A Robust and Efficient F-statistic-based Framework for Consistent Bayesian Inference of Compact Binary Coalescences

Abstract

We present a comprehensive investigation of the F-statistic method for parameter estimation of gravitational wave (GW) signals from compact binary coalescences. By analytically maximizing the likelihood over the luminosity distance and polarization angle, this approach reduces the dimensionality of the parameter space to enhance computational efficiency. We also introduce a novel formulation for calculating the Bayesian evidence for the F-statistic, enabling a quantitative assessment of its performance against standard full frequency-domain (FFD) Bayesian inference. Applying these two methods to analyze several representative GW events (GW190412, GW190814, and GW170817), we find that the F-statistic consistently yields results in good agreement with the FFD approach, while offering a significant reduction in computational cost.

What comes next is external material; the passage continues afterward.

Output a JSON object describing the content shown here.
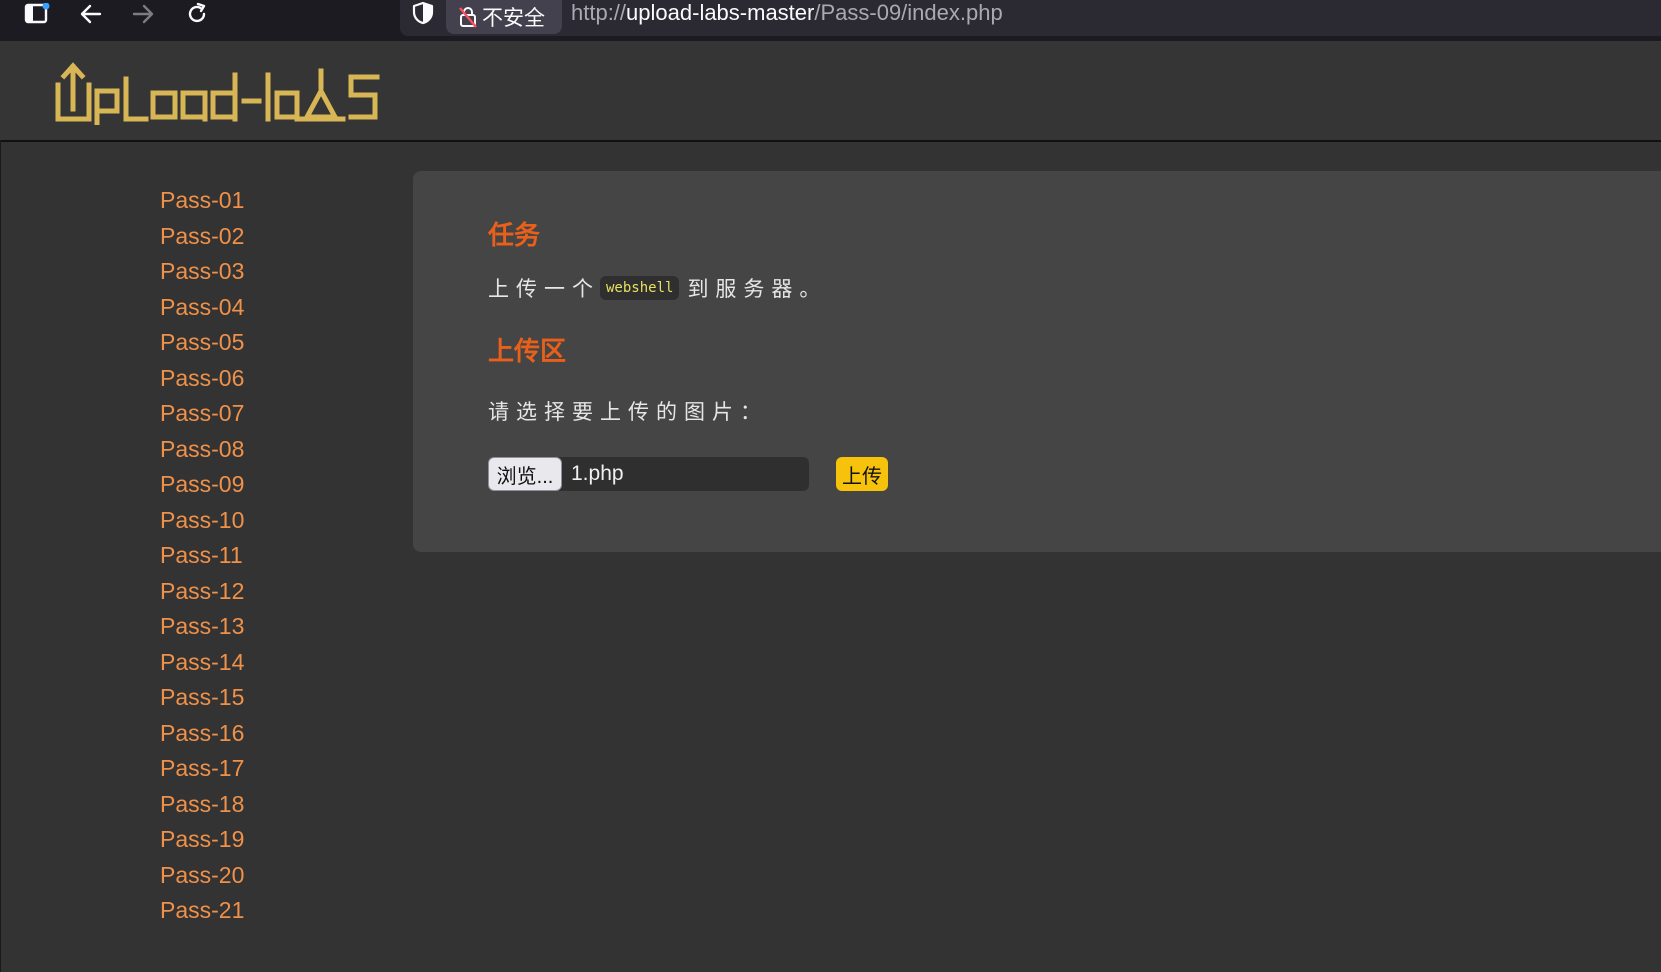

We demonstrate that including calibration uncertainty generally improves the agreement between the two methods. Furthermore, under the assumption of physical priors, the F-statistic-based analyses consistently yield higher Bayesian evidence than the corresponding FFD analyses. While the F-statistic produces slightly broader constraints on some parameters, we argue this represents a more honest uncertainty quantification, particularly in high-dimensional parameter spaces with complex posterior structures. These results highlight the significant advantages of the F-statistic method for GW data analysis, positioning it as a powerful tool for the era of high-rate detections with future observatories.